Tuesday, January 20, 2009
I, too, sing America
"She promised all the sweetest giftsPresident Barack Obama.
That only the heavens could bestow
You bring your light and shine like morning
And as you so gracefully give
Her light as long as you live
I'll always remember this moment..."
— Sade, The Sweetest Gift
Amazing grace, how sweet that sound.
The day universally acknowledged by us brown folk as the one we never thought we'd live to see, the one my mother told me was a pipe dream a mere two summers ago, the one which served as a pilgrimage to our nation's capital whether you were from Brooklyn or Birmingham, the one that compelled me to brave the frigid cold and daunting crowds to be an eyewitness to history.
I was born twenty-nine years ago today. My first born day ushered in the era of greed, irresponsibility and neglect to our working class which I pray has come to an overdue end with the changing of the guard.

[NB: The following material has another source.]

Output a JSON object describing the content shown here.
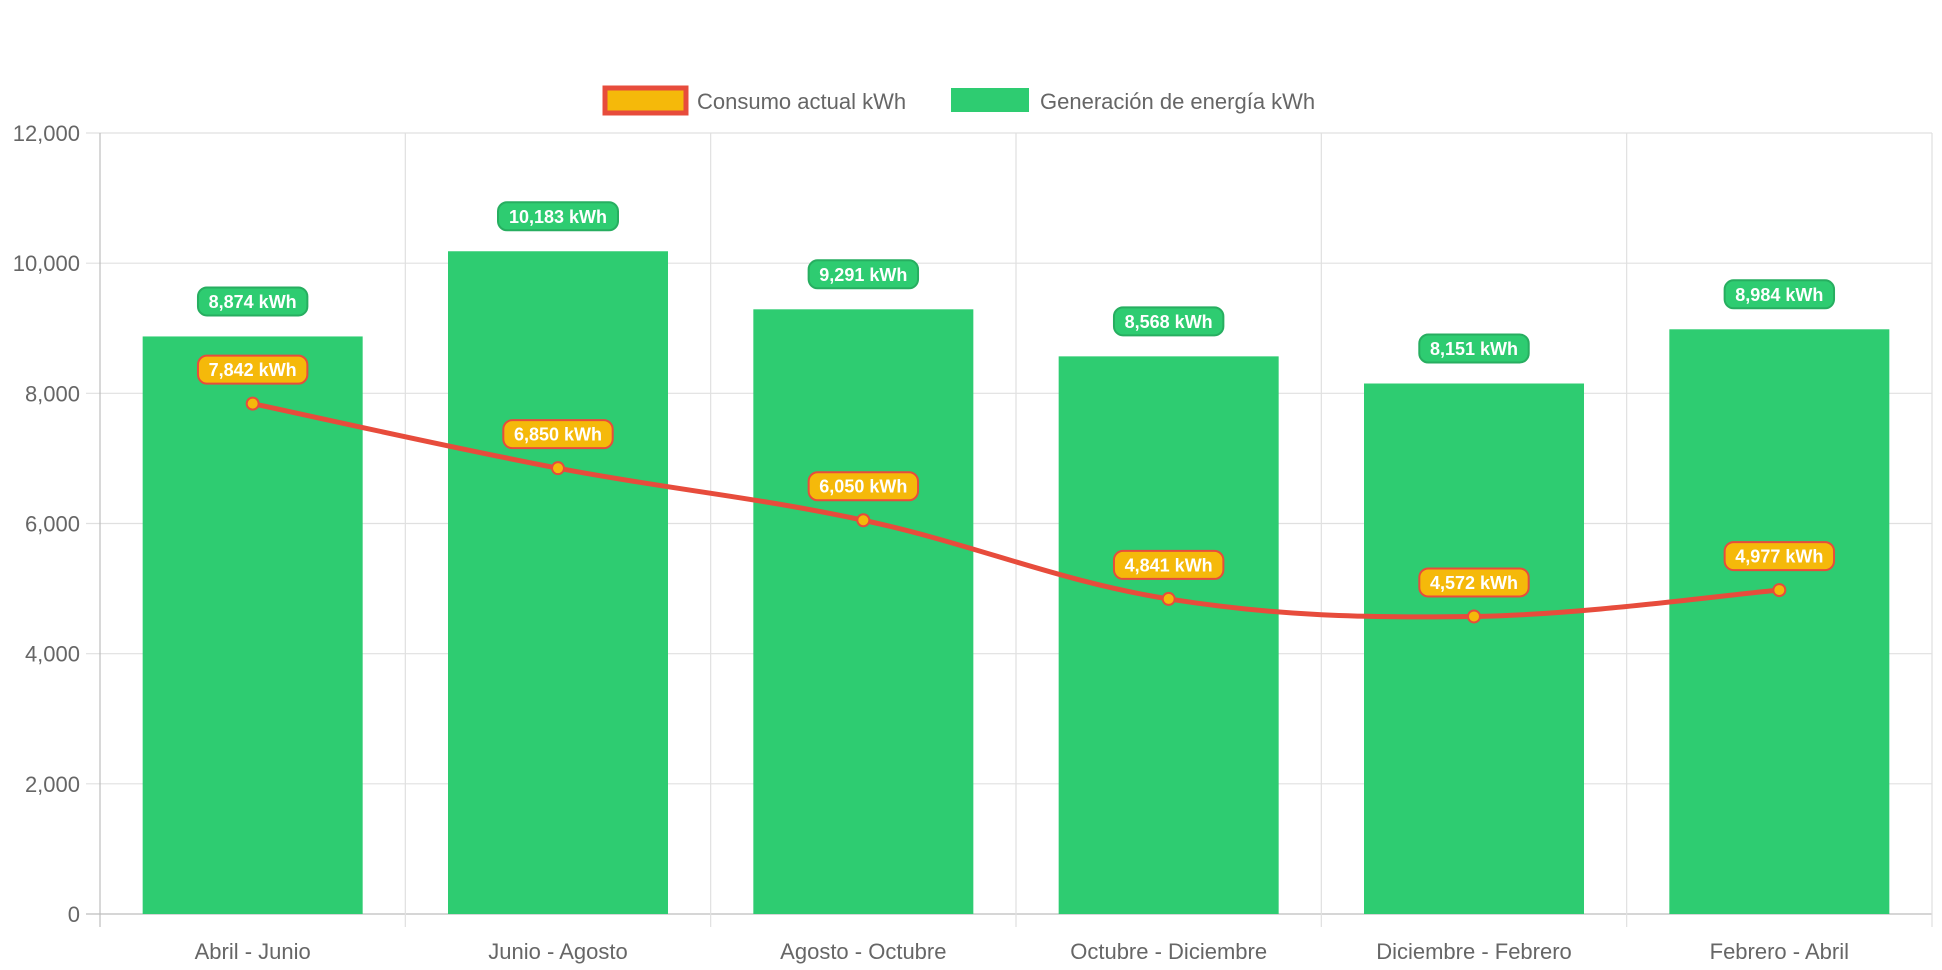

My parents emigrated to the United States from the West Indies during the 60's in search of a better life. My father inspired by his countryman Stokely Carmichael and the civil rights movement stressed the importance of political activism. I remember coloring homemade signs and counting out buttons as a hyperactive eight-year old in a cramped church basement, nagging him as why he was working so hard to elect Jesse Jackson during the chilly winter months of 1988. As a child, I couldn't fully grasp what the big deal about a Black president was. After all, I learned about Eric Williams and Michael Manley alongside Abraham Lincoln and John Adams from early on. He had lived through prime ministers and heads of state who looked just like him before becoming a freshwater Yankee. So, what difference did it make?
He tilted my chin upwards to his serious eyes and said, "Because our hearts and minds need to match our Constitution if all people really are created equal. We're not there yet."

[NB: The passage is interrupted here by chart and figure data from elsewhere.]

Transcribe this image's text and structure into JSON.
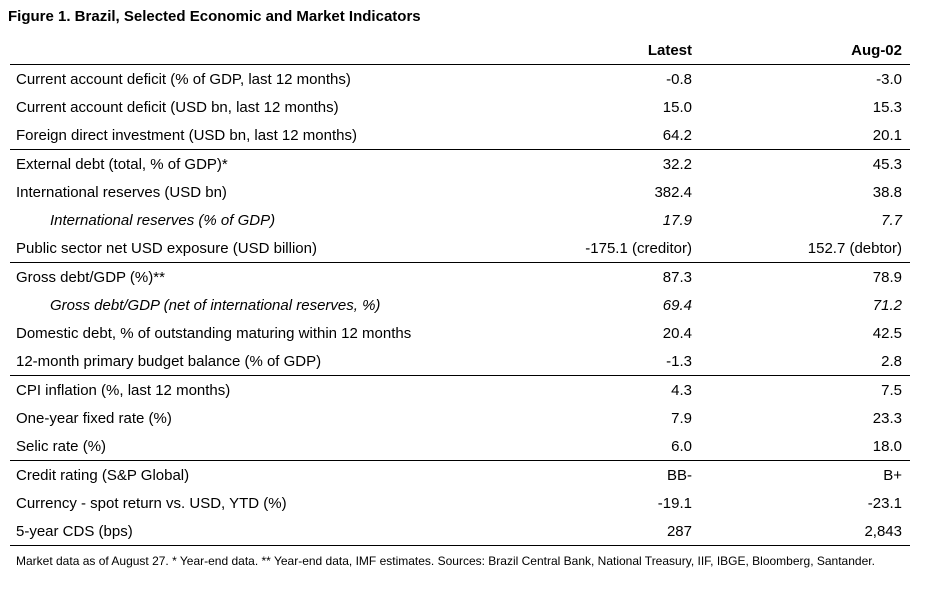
{
  "title": "Figure 1. Brazil, Selected Economic and Market Indicators",
  "columns": [
    "",
    "Latest",
    "Aug-02"
  ],
  "rows": [
    {
      "label": "Current account deficit (% of GDP, last 12 months)",
      "latest": "-0.8",
      "aug02": "-3.0",
      "indent": false,
      "sep": false
    },
    {
      "label": "Current account deficit (USD bn, last 12 months)",
      "latest": "15.0",
      "aug02": "15.3",
      "indent": false,
      "sep": false
    },
    {
      "label": "Foreign direct investment (USD bn, last 12 months)",
      "latest": "64.2",
      "aug02": "20.1",
      "indent": false,
      "sep": true
    },
    {
      "label": "External debt (total, % of GDP)*",
      "latest": "32.2",
      "aug02": "45.3",
      "indent": false,
      "sep": false
    },
    {
      "label": "International reserves (USD bn)",
      "latest": "382.4",
      "aug02": "38.8",
      "indent": false,
      "sep": false
    },
    {
      "label": "International reserves (% of GDP)",
      "latest": "17.9",
      "aug02": "7.7",
      "indent": true,
      "sep": false
    },
    {
      "label": "Public sector net USD exposure (USD billion)",
      "latest": "-175.1 (creditor)",
      "aug02": "152.7 (debtor)",
      "indent": false,
      "sep": true
    },
    {
      "label": "Gross debt/GDP (%)**",
      "latest": "87.3",
      "aug02": "78.9",
      "indent": false,
      "sep": false
    },
    {
      "label": "Gross debt/GDP (net of international reserves, %)",
      "latest": "69.4",
      "aug02": "71.2",
      "indent": true,
      "sep": false
    },
    {
      "label": "Domestic debt, % of outstanding maturing within 12 months",
      "latest": "20.4",
      "aug02": "42.5",
      "indent": false,
      "sep": false
    },
    {
      "label": "12-month primary budget balance (% of GDP)",
      "latest": "-1.3",
      "aug02": "2.8",
      "indent": false,
      "sep": true
    },
    {
      "label": "CPI inflation (%, last 12 months)",
      "latest": "4.3",
      "aug02": "7.5",
      "indent": false,
      "sep": false
    },
    {
      "label": "One-year fixed rate (%)",
      "latest": "7.9",
      "aug02": "23.3",
      "indent": false,
      "sep": false
    },
    {
      "label": "Selic rate (%)",
      "latest": "6.0",
      "aug02": "18.0",
      "indent": false,
      "sep": true
    },
    {
      "label": "Credit rating (S&P Global)",
      "latest": "BB-",
      "aug02": "B+",
      "indent": false,
      "sep": false
    },
    {
      "label": "Currency - spot return vs. USD, YTD (%)",
      "latest": "-19.1",
      "aug02": "-23.1",
      "indent": false,
      "sep": false
    },
    {
      "label": "5-year CDS (bps)",
      "latest": "287",
      "aug02": "2,843",
      "indent": false,
      "sep": true
    }
  ],
  "footnote": "Market data as of August 27. * Year-end data. ** Year-end data, IMF estimates. Sources: Brazil Central Bank, National Treasury, IIF, IBGE, Bloomberg, Santander."
}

In my experiences traveling abroad, I've always been struck by how nationalism by people of color in other countries differed so much from what I came to live and learn here at home. Even if their skin was darker than mine, their pride of country was never a question. If you're from the Dominican Republic, you name it. If you're from Trinidad, you claim it. But in America, it boiled down to "I'm Black." Period. It was the only place where regardless if you were born and raised here, somehow we were made to feel apart from our own country. Look no further than in the aftermath of Hurricane Katrina when our own citizens were labeled "refugees" repeatedly by the mainstream media for days on end. Carrying on the complicated but necessary exercise of critical patriotism, to hold a mirror to America's conscience, forcing the nation to live up to the guiding principles enshrined in the Declaration of Independence can leave one feeling like a stranger in a native land.
But as I watched the son of an African economist and an anthropologist from Kansas raise his hand and repeat "I, Barack Hussein Obama, do solemnly swear...," the tears flooded my eyes as a cleansing release. The anger and xenophobia whipped up in the witching hours of the general election became dead weight. The romanticized immigrant story of Ellis Island became threaded into the story of my mother and father. The stars and stripes became a symbol of not what was perpetually wrong, but what could be made right.
And it felt like that the hope of a cocoa colored girl with a funny last name can finally believe America has a place for her too.